Sunshine delayed is sunshine denied
Days removed from the winter solstice, when Iowa’s nights are the longest, we have another example of the absence of sunshine in Iowa government. And this example shows why the Legislature has much to do about openness and accountability when it convenes on Jan. 12.
A court decision last week with ties to the collapse in May 2023 of an apartment building in Davenport highlights the urgent need for legislative action. The case involves more than the public’s right to know, considering that three people died in the collapse and rescue workers needed to amputate a survivor’s leg to free her from the rubble.
Before the collapse, tenants and community activists raised concerns to Davenport officials about the structural integrity of the six-story building located across the street from City Hall. But city leaders moved slowly, even a few hours before the tragedy when a passing masonry worker noticed a bulging rear wall and called the fire department.

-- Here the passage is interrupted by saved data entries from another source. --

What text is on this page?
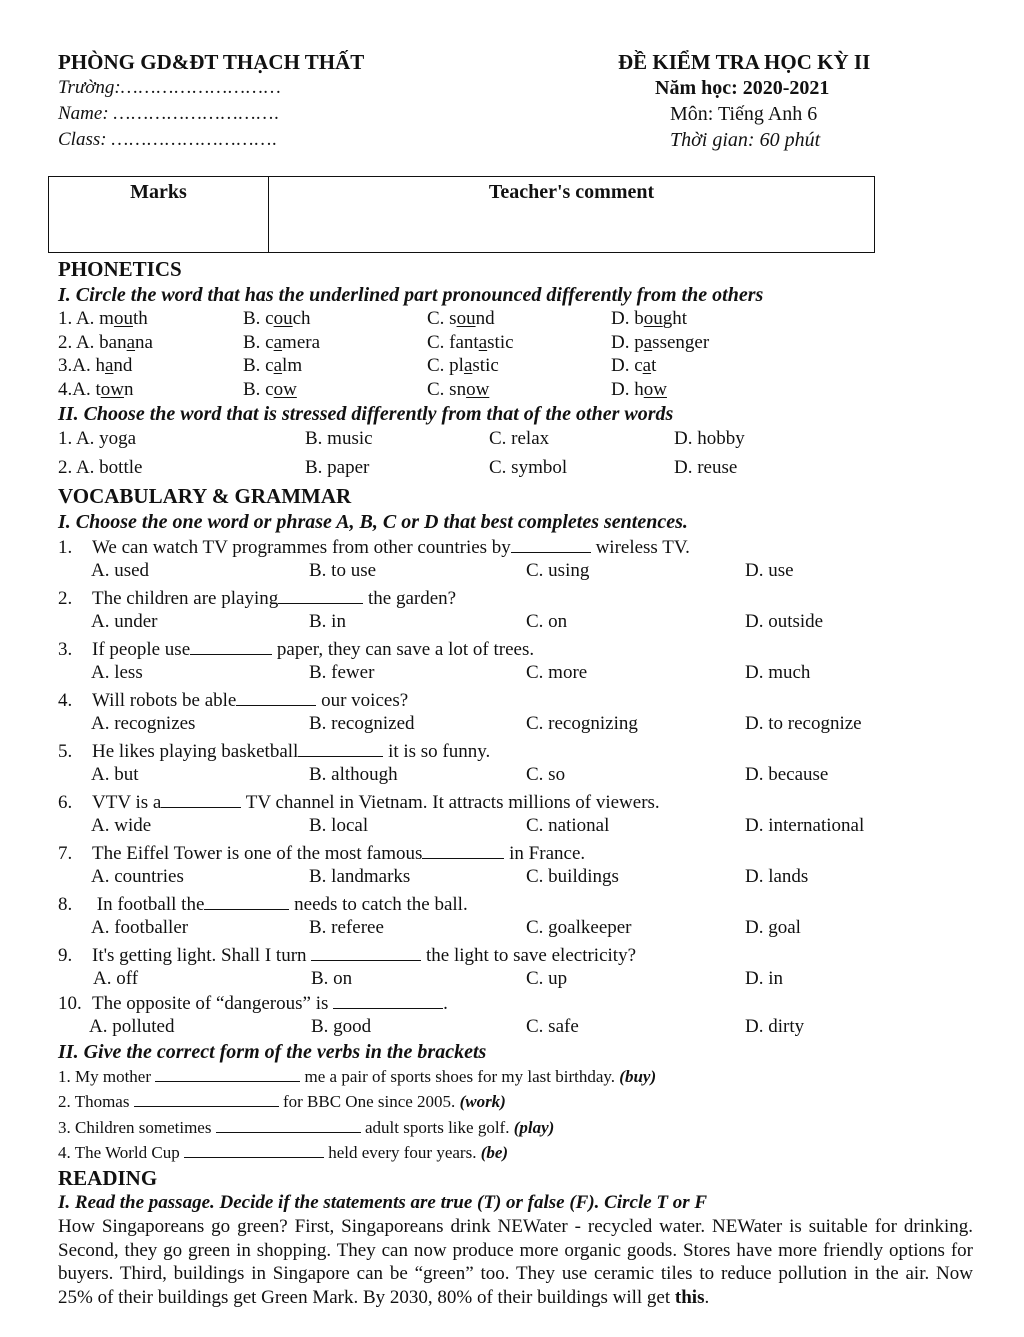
PHÒNG GD&ĐT THẠCH THẤT
Trường:………………………
Name: ……………………….
Class: ……………………….
ĐỀ KIỂM TRA HỌC KỲ II
Năm học: 2020-2021
Môn: Tiếng Anh 6
Thời gian: 60 phút
Marks	Teacher's comment
PHONETICS
I. Circle the word that has the underlined part pronounced differently from the others
1. A. mouth	B. couch	C. sound	D. bought
2. A. banana	B. camera	C. fantastic	D. passenger
3.A. hand	B. calm	C. plastic	D. cat
4.A. town	B. cow	C. snow	D. how
II. Choose the word that is stressed differently from that of the other words
1. A. yoga	B. music	C. relax	D. hobby
2. A. bottle	B. paper	C. symbol	D. reuse
VOCABULARY & GRAMMAR
I. Choose the one word or phrase A, B, C or D that best completes sentences.
1. We can watch TV programmes from other countries by	wireless TV.
A. used	B. to use	C. using	D. use
2. The children are playing	the garden?
A. under	B. in	C. on	D. outside
3. If people use	paper, they can save a lot of trees.
A. less	B. fewer	C. more	D. much
4. Will robots be able	our voices?
A. recognizes	B. recognized	C. recognizing	D. to recognize
5. He likes playing basketball	it is so funny.
A. but	B. although	C. so	D. because
6. VTV is a	TV channel in Vietnam. It attracts millions of viewers.
A. wide	B. local	C. national	D. international
7. The Eiffel Tower is one of the most famous	in France.
A. countries	B. landmarks	C. buildings	D. lands
8. In football the	needs to catch the ball.
A. footballer	B. referee	C. goalkeeper	D. goal
9. It's getting light. Shall I turn	the light to save electricity?
A. off	B. on	C. up	D. in
10. The opposite of “dangerous” is	.
A. polluted	B. good	C. safe	D. dirty
II. Give the correct form of the verbs in the brackets
1. My mother	me a pair of sports shoes for my last birthday. (buy)
2. Thomas	for BBC One since 2005. (work)
3. Children sometimes	adult sports like golf. (play)
4. The World Cup	held every four years. (be)
READING
I. Read the passage. Decide if the statements are true (T) or false (F). Circle T or F
How Singaporeans go green? First, Singaporeans drink NEWater - recycled water. NEWater is suitable for drinking. Second, they go green in shopping. They can now produce more organic goods. Stores have more friendly options for buyers. Third, buildings in Singapore can be “green” too. They use ceramic tiles to reduce pollution in the air. Now 25% of their buildings get Green Mark. By 2030, 80% of their buildings will get this.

The officials’ lack of urgency to those complaints became a political issue in that year’s city election. Davenport’s mayor and City Council openly defended the city staff. But in late summer, the city attorney negotiated lucrative separation payments to the city administrator and two of her administrative assistants in exchange for their resignations.
All the while, these officials kept Davenport residents in the dark — and accountability suffered.
The public did not learn the details of the settlements with City Administrator Corrin Spiegel and assistants Tiffany Thorndike and Samantha Torres — $1.6 million for Spiegel, $157,000 for Thorndike, $140,500 for Torres — until after the city election.
The City Council put off voting to ratify those agreements until a public council meeting on December 13, 2023 — more than two months after Spiegel signed her agreement and more than four months after Thorndike and Torres signed theirs.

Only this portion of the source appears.